Lawyers. We love our caveats. So here it is. This blog post is not a how-to blog post on money laundering. What I am posting is an answer to a question proposed by Kerry from North Carolina who’s developing a fictional plot involving trade-based money laundering. There are various nuances and twists to Kerry’s plot that include insurance fraud and obstruction of justice, but for purposes of this post I’ll limit my response to the following question — What would the government have a right to seize in a trade-based money laundering case?
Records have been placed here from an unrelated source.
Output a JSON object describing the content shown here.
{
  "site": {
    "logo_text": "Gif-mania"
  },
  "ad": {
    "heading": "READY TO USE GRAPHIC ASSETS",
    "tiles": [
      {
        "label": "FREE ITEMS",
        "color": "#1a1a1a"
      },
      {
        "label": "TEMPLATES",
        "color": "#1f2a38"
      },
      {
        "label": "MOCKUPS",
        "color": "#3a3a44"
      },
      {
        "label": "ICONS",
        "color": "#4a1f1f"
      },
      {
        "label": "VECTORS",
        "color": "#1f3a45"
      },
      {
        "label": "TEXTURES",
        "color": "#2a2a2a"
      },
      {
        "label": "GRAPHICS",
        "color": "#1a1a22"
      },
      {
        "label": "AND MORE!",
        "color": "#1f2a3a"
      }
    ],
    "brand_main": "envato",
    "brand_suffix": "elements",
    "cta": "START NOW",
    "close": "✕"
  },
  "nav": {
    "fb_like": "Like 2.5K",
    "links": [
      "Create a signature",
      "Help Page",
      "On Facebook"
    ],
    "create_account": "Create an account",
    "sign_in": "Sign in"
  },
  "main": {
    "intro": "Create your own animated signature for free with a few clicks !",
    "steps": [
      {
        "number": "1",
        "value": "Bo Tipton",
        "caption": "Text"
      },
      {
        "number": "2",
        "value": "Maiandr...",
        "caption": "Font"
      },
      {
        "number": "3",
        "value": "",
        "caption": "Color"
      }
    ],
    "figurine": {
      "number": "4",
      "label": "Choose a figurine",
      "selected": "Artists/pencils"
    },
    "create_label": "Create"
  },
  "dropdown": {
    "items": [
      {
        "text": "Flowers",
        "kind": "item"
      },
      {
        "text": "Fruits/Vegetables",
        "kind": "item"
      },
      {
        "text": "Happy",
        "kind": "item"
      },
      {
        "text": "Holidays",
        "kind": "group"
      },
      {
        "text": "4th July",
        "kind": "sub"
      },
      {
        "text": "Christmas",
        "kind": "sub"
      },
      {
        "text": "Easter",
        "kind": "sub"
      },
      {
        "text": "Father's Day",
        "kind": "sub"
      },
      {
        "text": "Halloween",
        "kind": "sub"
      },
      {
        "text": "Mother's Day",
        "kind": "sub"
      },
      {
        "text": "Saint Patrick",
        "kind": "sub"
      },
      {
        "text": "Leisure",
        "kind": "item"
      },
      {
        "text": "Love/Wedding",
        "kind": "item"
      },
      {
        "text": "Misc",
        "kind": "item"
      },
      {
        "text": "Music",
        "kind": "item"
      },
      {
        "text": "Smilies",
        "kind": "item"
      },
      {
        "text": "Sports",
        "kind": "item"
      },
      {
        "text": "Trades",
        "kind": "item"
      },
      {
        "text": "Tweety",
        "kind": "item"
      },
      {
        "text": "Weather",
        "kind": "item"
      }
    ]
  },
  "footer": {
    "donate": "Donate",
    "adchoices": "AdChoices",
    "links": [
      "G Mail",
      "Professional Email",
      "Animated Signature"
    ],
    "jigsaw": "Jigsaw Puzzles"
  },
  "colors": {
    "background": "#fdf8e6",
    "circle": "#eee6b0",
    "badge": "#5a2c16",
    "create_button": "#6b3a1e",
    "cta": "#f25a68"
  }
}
Here’s your answer Kerry, and thanks for asking the question.
The Fictional Scenario
Kerry’s protagonist runs a family business in Texas. His brother, who has ties with a Mexican drug cartel, funnels drug money through the family business. The brother receives the “dirty” cash from the cartel’s drug sales, then buys company product for the cartel. The product is exported to Mexico, then sold through a seemingly legitimate cartel business converting the ill-gotten gains into pesos. The laundering scheme allows the cartel to now deposit the cleaned bills into the banking system.
What Is Money Laundering?
Most of us understand the term “money laundering” as the process of disguising the nature, source, or ownership of proceeds from criminal activities as legitimate assets. Typically, money laundering is connected to most profit-based crimes like bribery, fraud, prostitution, pornography, robbery, and trafficking of arms, drugs, or humans. Common examples include the commingling of criminal proceeds with legally obtained cash in cash-intensive businesses like liquor and convenient stores, or the purchasing and selling of real estate, or, like Kerry’s fictional scenario, the buying and selling of legitimate trade.
The money launderer need not know how the proceeds were generated, only that the money was dirty. There is no limit on how much or how little money is laundered, and the actual transaction does not have to succeed in concealing the source of the money. Usually, a financial institution or business is involved in the scheme, but it is not a requirement. A simple passing of money to another with the intent of concealing the source will suffice.
They Have To Forfeit All That?
When the federal government believes that funds or property are involved with or traceable to trade-based laundering, they are authorized to seize the funds or property. These seizures are called forfeitures, and the owner of the funds or property isn’t compensated (although there are defenses which we’ll discuss in a moment). Forfeiture laws are meant not only to punish defendants and reduce illegal profits to deter criminal activity, but also produce revenue for law enforcement agencies (well over $5 billion in 2015).
In Kerry’s scenario, the government could legally seize the family business accounts tied to the drug cartel purchases, even if funds were commingled with legitimate purchases. They could also seize any property bought with the tainted money — real estate, home goods, warehouses used to store the product bought with the drug money, vans used to deliver the product to Mexico, etc. Really, anything that can be tied to the drug money is fair game for seizure. Because forfeitures are huge revenue sources for the government, they often cast the seizure net wide.
The Forfeiture Process
There are three basic steps before any property in connection with money laundering can be seized: the defendant must be convicted, there must be proof the property was connected to the illegal scheme, and the prosecutor must identify what property is to be seized. In general, the prosecutor would tell the court in the money laundering case it intends to seize certain property, and request a lien on the property to keep it from being disposed of before the government can get a conviction. Once the prosecutor obtains a conviction, the court identifies the property in a preliminary order of forfeiture so third parties can object (like the bank who holds the mortgage, or the defendant who can prove the property wasn’t involved in the crime). There will be a hearing. The judge will consider the arguments and defenses, then give a final order.
The But-I-Didn’t-Know Defense
Kerry’s protagonist, the owner of the family business, could claim he was innocent and had no idea what was happening, or if he did, he made reasonable efforts to put a stop to it. This defense gives a court the ability to stop the seizure of property from someone who had no idea (like a bank holding the mortgage or a husband who co-owns a van with his wife who used the van in the trade-based laundering scheme). Under those parameters, a person would be immune to the forfeiture; or at least have an argument that something shouldn’t be seized.
It would be plausible for the Feds to use one brother against the other in a sting operation aimed at nailing the cartel connection. Certain perks might be offered (immunity, reduced sentence), or certain property not seized in exchange for cooperation.
On a side note, there are both state and federal forfeiture laws. There is usually equitable sharing in the proceeds from any federal forfeiture. If the state elects to share in the proceeds, then federal forfeiture rules apply.
Hope this helps. Good luck with your plot.